Price transparency, specifically public lists of specialists’ fees, may also have adverse effects on costs. It has been demonstrated elsewhere that some specialists may increase their fee if they find out they are below average, especially if the public perception is that higher fees relate to clinical quality (notwithstanding, health care cost and quality are not necessarily linked11). It is not clear whether the funds’ online tools will have or are having this effect on specialist fees, particularly because the information provided is procedure based as opposed to provider based. Implementation of a national, specialist-specific website will have to consider these possible adverse effects. It may be a necessary, albeit complex, step to show quality and outcome measures along with individual specialist fees.

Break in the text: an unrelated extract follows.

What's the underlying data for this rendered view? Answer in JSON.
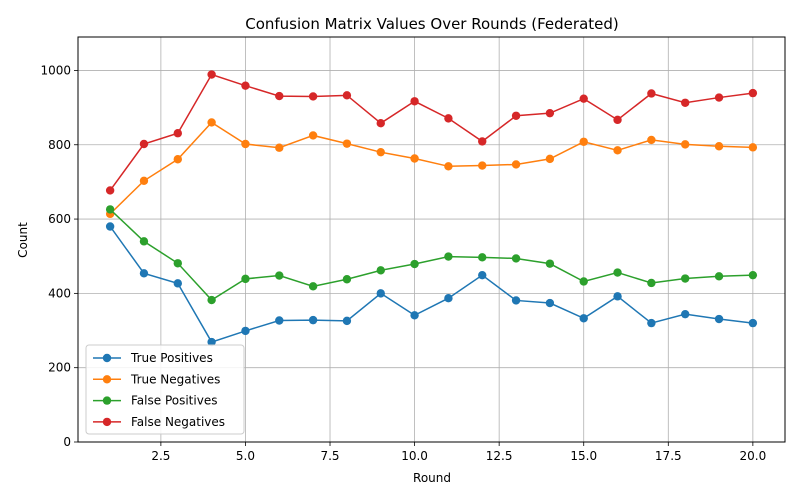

Something not considered in this review is whether these tools are actually used by fund members and the public. Previous US research has shown that few people offered price transparency tools actually use the information.12 Implementation of a national website should consider when and how patients select a specialist, and when this price information is most useful in the Australian system.


Conclusion

The funds’ development of these online price tools is commendable because there was a gap for patient-directed information on OOP costs. Any critiques in this article are likely due to the inherent complexity of estimating and sharing health care price information. We do recognise that these pages are most likely a ‘consumer engagement’ tool. On their websites, funds encourage members to contact them before their procedure to discuss their policy and likely OOP costs, and these online pages may be an effective strategy to initiate these conversations. These tools may also be a ‘public relations’ exercise, as the funds show the value they offer to their members (by giving the full costs of procedures in the private sector that members are insured against).

Funds also contract and negotiate with private hospitals on rates for accommodation, theatre fees and other costs, and these negotiated rates can vary quite significantly. Therefore, prices can be commercially sensitive information between funds or in these negotiations with hospitals. Although funds may want to share information and achieve the price transparency goals within their membership (or at least prevent their members’ ‘bill shock’), there is a perverse incentive to fail at price transparency across the system in order to hide their position against their competitors. There is clearly still a gap for the development of national and specific information on OOP healthcare costs for all patients, without these commercial constraints, because we are far from achieving the goals for price transparency.


Competing interests

Kelsey Chalmers and Adam G. Elshaug have received consulting fees from Private Healthcare Australia for a project on low-value care data analytics. Adam G. Elshaug receives salary support as the HCF Research Foundation Professorial Fellow and is a Ministerial appointee to the Australian Medicare Benefits Schedule (MBS) Review Taskforce, receives consulting and sitting fees from Cancer Australia and as a Director of the Board of the NSW Bureau of Health Information. Shaun Larkin was Managing Director and Chief Executive Officer of HCF from 2010 to 2017.



Acknowledgements

This project was funded through the National Health and Medical Research Council (project grant ID 1109626).